Der amerikanische Traum war schon immer weitgehend eine Illusion oder ein geschickt vermarkteter Mythos. In den McDonald-Brüdern kommt die Erzählung ihrem Ideal noch am nächsten, auch wenn die beiden vermutlich ein wenig idealisiert dargestellt werden, in Ray erfährt sie eine groteske Verzerrung. Dabei ist der skrupellose Unternehmer keine Erfindung unserer Zeit oder gar des Neoliberalismus, sondern vor allem in der Gestalt der Räuberbarone ein fester Bestandteil der amerikanischen Geschichte.

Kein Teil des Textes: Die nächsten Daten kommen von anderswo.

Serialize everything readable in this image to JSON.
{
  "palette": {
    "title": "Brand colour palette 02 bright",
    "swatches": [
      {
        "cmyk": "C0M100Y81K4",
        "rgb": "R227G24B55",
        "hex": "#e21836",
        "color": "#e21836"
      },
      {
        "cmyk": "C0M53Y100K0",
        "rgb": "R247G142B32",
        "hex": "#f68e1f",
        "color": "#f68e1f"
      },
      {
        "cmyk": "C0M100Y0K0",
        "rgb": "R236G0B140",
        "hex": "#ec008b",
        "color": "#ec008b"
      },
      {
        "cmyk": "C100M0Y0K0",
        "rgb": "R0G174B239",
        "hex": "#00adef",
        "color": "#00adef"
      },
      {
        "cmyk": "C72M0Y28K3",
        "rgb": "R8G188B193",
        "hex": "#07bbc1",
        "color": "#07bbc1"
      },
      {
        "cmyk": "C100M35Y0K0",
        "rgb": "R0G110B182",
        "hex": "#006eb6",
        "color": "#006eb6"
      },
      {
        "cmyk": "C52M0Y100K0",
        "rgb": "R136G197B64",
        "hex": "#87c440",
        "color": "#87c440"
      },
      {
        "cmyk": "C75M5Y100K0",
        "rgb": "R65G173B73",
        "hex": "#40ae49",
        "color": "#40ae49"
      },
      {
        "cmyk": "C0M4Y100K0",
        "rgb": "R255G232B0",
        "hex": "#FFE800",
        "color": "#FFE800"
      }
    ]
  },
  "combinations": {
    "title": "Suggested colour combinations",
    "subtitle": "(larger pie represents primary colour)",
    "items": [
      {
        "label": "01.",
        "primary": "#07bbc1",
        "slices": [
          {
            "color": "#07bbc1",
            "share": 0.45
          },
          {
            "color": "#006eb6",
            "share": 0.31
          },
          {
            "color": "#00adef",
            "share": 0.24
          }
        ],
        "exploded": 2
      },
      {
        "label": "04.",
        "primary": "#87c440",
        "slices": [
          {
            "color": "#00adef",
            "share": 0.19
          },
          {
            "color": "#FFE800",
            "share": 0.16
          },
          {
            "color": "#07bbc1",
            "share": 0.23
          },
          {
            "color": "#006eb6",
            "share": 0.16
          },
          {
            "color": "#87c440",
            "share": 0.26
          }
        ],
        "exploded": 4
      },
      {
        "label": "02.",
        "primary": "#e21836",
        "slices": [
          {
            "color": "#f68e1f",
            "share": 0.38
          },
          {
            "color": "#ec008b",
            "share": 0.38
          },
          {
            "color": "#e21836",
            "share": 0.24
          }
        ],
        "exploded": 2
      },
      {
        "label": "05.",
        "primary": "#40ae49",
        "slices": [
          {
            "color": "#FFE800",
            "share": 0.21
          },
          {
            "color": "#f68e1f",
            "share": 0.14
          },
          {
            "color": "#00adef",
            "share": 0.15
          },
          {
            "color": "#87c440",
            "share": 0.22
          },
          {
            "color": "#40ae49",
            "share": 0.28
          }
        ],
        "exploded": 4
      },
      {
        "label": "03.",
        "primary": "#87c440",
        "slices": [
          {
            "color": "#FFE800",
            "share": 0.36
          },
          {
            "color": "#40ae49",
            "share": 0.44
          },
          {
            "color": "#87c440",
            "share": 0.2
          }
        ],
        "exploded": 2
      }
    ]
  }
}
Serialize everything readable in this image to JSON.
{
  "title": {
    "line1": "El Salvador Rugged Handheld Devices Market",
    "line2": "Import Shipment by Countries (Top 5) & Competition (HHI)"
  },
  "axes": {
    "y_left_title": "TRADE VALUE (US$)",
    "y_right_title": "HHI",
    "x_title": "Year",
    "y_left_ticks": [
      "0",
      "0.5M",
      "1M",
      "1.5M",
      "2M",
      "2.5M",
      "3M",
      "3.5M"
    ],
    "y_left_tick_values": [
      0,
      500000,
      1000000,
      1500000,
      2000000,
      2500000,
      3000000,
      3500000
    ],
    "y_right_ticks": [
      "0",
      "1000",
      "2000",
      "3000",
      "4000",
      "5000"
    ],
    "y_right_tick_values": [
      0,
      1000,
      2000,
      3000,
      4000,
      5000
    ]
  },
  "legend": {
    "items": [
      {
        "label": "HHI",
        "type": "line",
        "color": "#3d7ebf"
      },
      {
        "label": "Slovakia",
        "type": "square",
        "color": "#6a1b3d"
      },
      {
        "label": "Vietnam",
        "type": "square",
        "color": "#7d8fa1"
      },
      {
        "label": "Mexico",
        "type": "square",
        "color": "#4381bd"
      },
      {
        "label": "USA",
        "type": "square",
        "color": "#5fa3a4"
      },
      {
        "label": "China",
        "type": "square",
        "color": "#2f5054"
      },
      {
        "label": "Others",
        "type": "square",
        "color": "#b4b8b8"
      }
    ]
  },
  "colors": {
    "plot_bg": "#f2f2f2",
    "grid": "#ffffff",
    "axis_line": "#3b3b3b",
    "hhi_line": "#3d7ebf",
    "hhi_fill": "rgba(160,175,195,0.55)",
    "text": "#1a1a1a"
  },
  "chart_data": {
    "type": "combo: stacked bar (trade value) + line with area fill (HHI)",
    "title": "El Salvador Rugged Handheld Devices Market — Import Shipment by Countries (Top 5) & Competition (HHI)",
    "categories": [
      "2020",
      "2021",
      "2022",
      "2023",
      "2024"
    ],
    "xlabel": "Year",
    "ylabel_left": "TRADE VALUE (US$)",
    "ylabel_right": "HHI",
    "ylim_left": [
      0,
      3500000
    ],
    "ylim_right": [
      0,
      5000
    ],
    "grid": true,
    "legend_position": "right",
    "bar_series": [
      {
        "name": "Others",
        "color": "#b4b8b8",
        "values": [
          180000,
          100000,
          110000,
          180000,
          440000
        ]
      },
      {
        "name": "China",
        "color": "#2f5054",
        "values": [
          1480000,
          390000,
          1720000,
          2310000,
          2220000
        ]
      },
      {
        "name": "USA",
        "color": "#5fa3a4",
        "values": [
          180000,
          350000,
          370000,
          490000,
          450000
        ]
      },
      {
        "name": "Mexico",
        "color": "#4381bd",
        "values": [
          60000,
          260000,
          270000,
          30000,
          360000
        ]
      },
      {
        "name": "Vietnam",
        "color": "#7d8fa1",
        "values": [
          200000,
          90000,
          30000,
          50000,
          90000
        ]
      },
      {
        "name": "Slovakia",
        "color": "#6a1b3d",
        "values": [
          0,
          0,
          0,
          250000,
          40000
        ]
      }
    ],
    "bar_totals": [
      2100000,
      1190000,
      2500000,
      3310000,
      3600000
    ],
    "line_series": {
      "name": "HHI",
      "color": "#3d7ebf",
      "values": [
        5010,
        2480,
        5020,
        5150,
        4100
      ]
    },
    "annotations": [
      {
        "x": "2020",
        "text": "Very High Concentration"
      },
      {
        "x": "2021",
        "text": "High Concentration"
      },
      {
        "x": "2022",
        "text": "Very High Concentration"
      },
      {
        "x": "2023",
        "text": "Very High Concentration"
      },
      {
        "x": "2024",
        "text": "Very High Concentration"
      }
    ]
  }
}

Der Film von John Lee Hancock liefert genau das, was der Trailer verspricht: eine schonungslose Abrechnung mit einer Unternehmerlegende. Interessant ist dabei vor allem die erste Hälfte, in der Ray noch versucht, auf ehrliche Weise Erfolg zu haben. Seine Wandlung hin zum Widerling vollzieht sich dann leider ein wenig zu abrupt und lässt vor allem psychologische Finesse missen, als Zuschauer hat man zu diesem Zeitpunkt die Figur jedoch bereits verloren.
An sich eine sehr interessante Story, aber leider mit zu wenig Biss und einigen Längen erzählt.